Researchers previously looked into how truthful people were being when speaking both Welsh and English.

According to Dr Manon Jones, of Bangor University, and Ceri Ellie, from the University of Manchester, ‘the perception of truth is slippery when viewed through the prism of different languages and cultures.’

‘So much so that people who speak two languages can accept a fact in one of their languages, while denying it in the other’, they wrote in an in-depth feature for The Conversation earlier this year.

WHAT ARE THE NINE WAYS TO SPOT A LIAR?

The big pause: Lying is quite a complex process for the body and brain to deal with. First your brain produces the truth which it then has to suppress before inventing the lie and the performance of that lie. 
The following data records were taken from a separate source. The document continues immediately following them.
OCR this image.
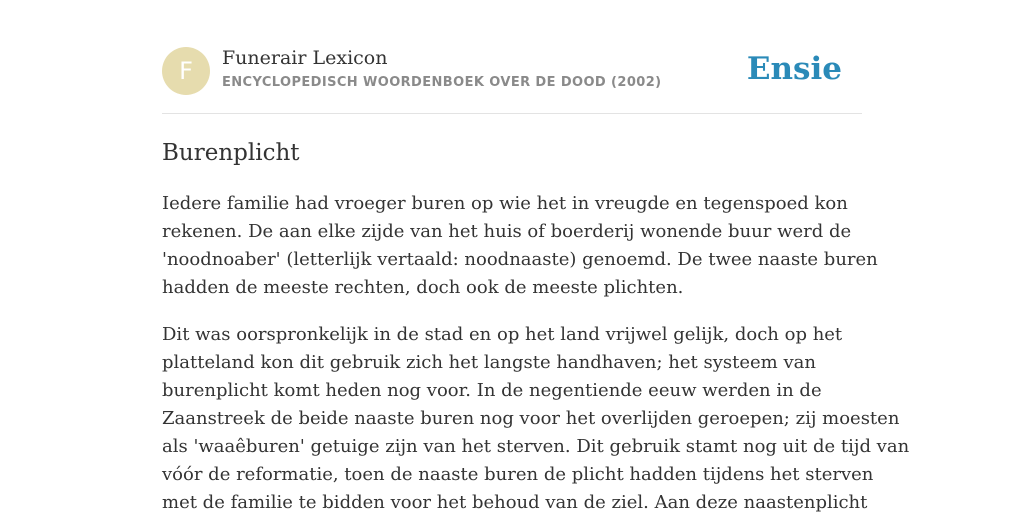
F	Funerair Lexicon
ENCYCLOPEDISCH WOORDENBOEK OVER DE DOOD (2002)	Ensie
Burenplicht

Iedere familie had vroeger buren op wie het in vreugde en tegenspoed kon
rekenen. De aan elke zijde van het huis of boerderij wonende buur werd de
'noodnoaber' (letterlijk vertaald: noodnaaste) genoemd. De twee naaste buren
hadden de meeste rechten, doch ook de meeste plichten.

Dit was oorspronkelijk in de stad en op het land vrijwel gelijk, doch op het
platteland kon dit gebruik zich het langste handhaven; het systeem van
burenplicht komt heden nog voor. In de negentiende eeuw werden in de
Zaanstreek de beide naaste buren nog voor het overlijden geroepen; zij moesten
als 'waaêburen' getuige zijn van het sterven. Dit gebruik stamt nog uit de tijd van
vóór de reformatie, toen de naaste buren de plicht hadden tijdens het sterven
met de familie te bidden voor het behoud van de ziel. Aan deze naastenplicht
This often leads to a longer pause than normal before answering, plus a verbal stalling technique like ‘Why do you ask that?’ rather than a direct and open response.

The eye dart: Humans have more eye expressions than any other animal and our eyes can give away if we’re trying to hide something. 

When we look up to our left to think we’re often accessing recalled memory, but when our eyes roll up to our right we can be thinking more creatively. Also, the guilt of a lie often makes people use an eye contact cut-off gesture, such as looking down or away.

The lost breath: Bending the truth causes an instant stress response in most people, meaning the fight or flight mechanisms are activated. 

The mouth dries, the body sweats more, the pulse rate quickens and the rhythm of the breathing changes to shorter, shallower breaths that can often be both seen and heard.

Overcompensating: A liar will often over-perform, both speaking and gesticulating too much in a bid to be more convincing. These over the top body language rituals can involve too much eye contact (often without blinking!) and over-emphatic gesticulation.

The more someone gesticulates, the more likely it is they might be fibbing (stock image)

The more someone gesticulates, the more likely it is they might be fibbing (stock image)

The poker face: Although some people prefer to employ the poker face, many assume less is more and almost shut down in terms of movement and eye contact when they’re being economical with the truth.

The face hide: When someone tells a lie they often suffer a strong desire to hide their face from their audience. This can lead to a partial cut-off gesture like the well-know nose touch or mouth-cover.

Self-comfort touches: The stress and discomfort of lying often produces gestures that are aimed at comforting the liar, such as rocking, hair-stroking or twiddling or playing with wedding rings. We all tend to use self-comfort gestures but this will increase dramatically when someone is fibbing.

Micro-gestures: These are very small gestures or facial expressions that can flash across the face so quickly they are difficult to see. Experts will often use filmed footage that is then slowed down to pick up on the true body language response emerging in the middle of the performed lie. 

The best time to spot these in real life is to look for the facial expression that occurs after the liar has finished speaking. The mouth might skew or the eyes roll in an instant give-away.

Heckling hands: The hardest body parts to act with are the hands or feet and liars often struggle to keep them on-message while they lie. 

When the gestures and the words are at odds it’s called incongruent gesticulation and it’s often the hands or feet that are telling the truth.

The scientists found changing language is related to other perceptual, cognitive and emotional changes as well.

Emotional experiences might be more closely associated with the mother tongue.

For example, when someone says ‘I love you’ in one language it could mean a lot more than when said in another language.

Not only do languages shape our visual perception, but they also affect the way we perceive things and make sense of our environment.

‘Until recently, it was commonly assumed that one’s understanding of meaning is shared across all the languages one speaks.

‘However, we have been able to observe that this is not the case.

‘Bilinguals actually interpret facts differently depending on the language they are presented with, and depending on whether the fact makes them feel good or bad about their native culture,’ Dr Jones and Ellie wrote.